In this method, fluorescent molecules can be excited with near infrared light by letting the molecules absorb two photons almost simultaneously, and the resulting visible to UV fluorescence is observed. The cross sectional area absorbing the two photons is extremely small, so nearly all the fluorescence must be detected as a signal at any position from the focal point. Other advantages are that nearly twice the wavelength is used compared to excitation by one photon. This not only means that unwanted effects from scattering and background noise inside the sample due to excitation light are drastically reduced but also that damage to cells from UV light is minimized.
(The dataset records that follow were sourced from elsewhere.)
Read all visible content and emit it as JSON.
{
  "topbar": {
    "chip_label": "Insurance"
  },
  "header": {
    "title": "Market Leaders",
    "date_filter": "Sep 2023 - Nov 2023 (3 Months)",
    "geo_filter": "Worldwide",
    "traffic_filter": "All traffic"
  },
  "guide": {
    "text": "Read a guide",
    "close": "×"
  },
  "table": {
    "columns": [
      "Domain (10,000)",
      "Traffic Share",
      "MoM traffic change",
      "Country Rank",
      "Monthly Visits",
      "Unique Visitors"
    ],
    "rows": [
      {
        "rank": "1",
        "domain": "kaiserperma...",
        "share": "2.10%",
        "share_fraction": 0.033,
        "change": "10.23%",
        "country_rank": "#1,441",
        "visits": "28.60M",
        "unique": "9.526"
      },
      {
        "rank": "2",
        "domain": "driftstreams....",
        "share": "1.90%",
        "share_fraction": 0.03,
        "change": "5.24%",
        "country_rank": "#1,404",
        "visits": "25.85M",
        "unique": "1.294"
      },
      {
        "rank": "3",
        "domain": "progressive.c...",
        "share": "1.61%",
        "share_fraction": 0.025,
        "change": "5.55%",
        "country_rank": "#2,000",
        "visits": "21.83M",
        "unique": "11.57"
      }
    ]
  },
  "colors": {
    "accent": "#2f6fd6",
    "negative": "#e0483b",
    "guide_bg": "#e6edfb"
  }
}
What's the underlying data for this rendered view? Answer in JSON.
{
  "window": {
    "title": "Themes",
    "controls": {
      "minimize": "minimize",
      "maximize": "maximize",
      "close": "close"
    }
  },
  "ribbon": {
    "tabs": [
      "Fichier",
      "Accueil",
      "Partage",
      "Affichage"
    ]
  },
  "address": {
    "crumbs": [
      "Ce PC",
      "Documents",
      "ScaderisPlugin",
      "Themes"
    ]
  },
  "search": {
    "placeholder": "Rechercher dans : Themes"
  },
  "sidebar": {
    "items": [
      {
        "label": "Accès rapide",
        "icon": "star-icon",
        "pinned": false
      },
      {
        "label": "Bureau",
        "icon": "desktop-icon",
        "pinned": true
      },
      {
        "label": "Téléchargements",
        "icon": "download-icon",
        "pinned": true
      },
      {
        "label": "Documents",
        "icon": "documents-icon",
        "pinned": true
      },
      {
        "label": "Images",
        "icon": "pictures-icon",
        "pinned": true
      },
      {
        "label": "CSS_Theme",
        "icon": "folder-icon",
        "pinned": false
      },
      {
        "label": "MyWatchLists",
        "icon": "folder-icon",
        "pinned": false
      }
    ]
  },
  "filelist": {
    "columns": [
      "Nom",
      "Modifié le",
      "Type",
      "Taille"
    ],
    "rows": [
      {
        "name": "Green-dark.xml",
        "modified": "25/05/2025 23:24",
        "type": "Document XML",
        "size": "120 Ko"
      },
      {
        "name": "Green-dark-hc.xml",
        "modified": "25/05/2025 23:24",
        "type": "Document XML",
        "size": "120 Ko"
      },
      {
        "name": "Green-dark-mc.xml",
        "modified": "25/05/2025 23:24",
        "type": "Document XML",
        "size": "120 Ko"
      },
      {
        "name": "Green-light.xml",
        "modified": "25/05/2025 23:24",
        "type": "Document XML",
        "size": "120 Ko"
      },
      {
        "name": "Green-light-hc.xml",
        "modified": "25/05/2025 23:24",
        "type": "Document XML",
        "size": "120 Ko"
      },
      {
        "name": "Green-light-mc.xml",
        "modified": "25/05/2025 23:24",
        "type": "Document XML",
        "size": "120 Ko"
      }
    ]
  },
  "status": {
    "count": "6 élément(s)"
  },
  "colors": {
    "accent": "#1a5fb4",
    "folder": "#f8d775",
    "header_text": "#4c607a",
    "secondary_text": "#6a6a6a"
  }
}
Time-correlated single photon counting
Time-correlated single photon counting is used to measure low-level light emitted from a sample when excited with a pulsed laser, based on the theory that a histogram obtained by repeatedly measuring the single photon many times at a slightly delayed timing represents a waveform of the emitted light. Electrical signals produced by a laser driver are slightly delayed and used as trigger signals while the PMT module detects the light emission from a sample. The PMT module output pulse signals are then input to a time-to-amplitude converter (TAC) that produces an electrical pulse in proportion to the time difference between a light detection signal and a trigger signal. A multichannel analyzer (MCA) creates a frequency distribution of the output signals from the TAC, to obtain a waveform of the light emission of the sample.
Portable survey meters
Portable radiation measurement devices or survey meters are essential for detecting radioactive substances for public safety in customs inspections, nuclear power plants, and hospitals, etc. Among various radiation measurement devices, the most sensitive type uses a combination of photomultiplier tube and scintillator and offers sensitivity ranging from several ten to hundreds of times higher than Geiger-Müller counters (GM counters). Photomultiplier tubes used in this application must be compact, rugged, and easily coupled to scintillators, and also have low power consumption.
Semiconductor wafer inspection systems
These systems find defects on semiconductor wafers, by scanning a laser beam onto the wafer and then detecting the resulting scattered light to find any debris, dirt or damage on the wafer surface. Advances in semiconductor technology have made lithographic lines on wafers even finer so that even smaller defects must now be detected making these inspection devices an essential tool.
One use of laser radar (often called "LIDAR*") is making atmospheric measurements. A laser beam is emitted into the atmosphere and the light scattered by the "atmospheric molecules" and "suspended elements" then detected. The scattered light is absorbed by "trace gases" during its return and is therefore extremely faint. These "trace gases, and the distribution and concentration of suspended elements" can be analyzed by measuring this faint light. Lidar is actually used in measurements of aerosol and ozone concentrations, CO2, SO2 and NOx concentrations, wind velocity and also the extent of visibility.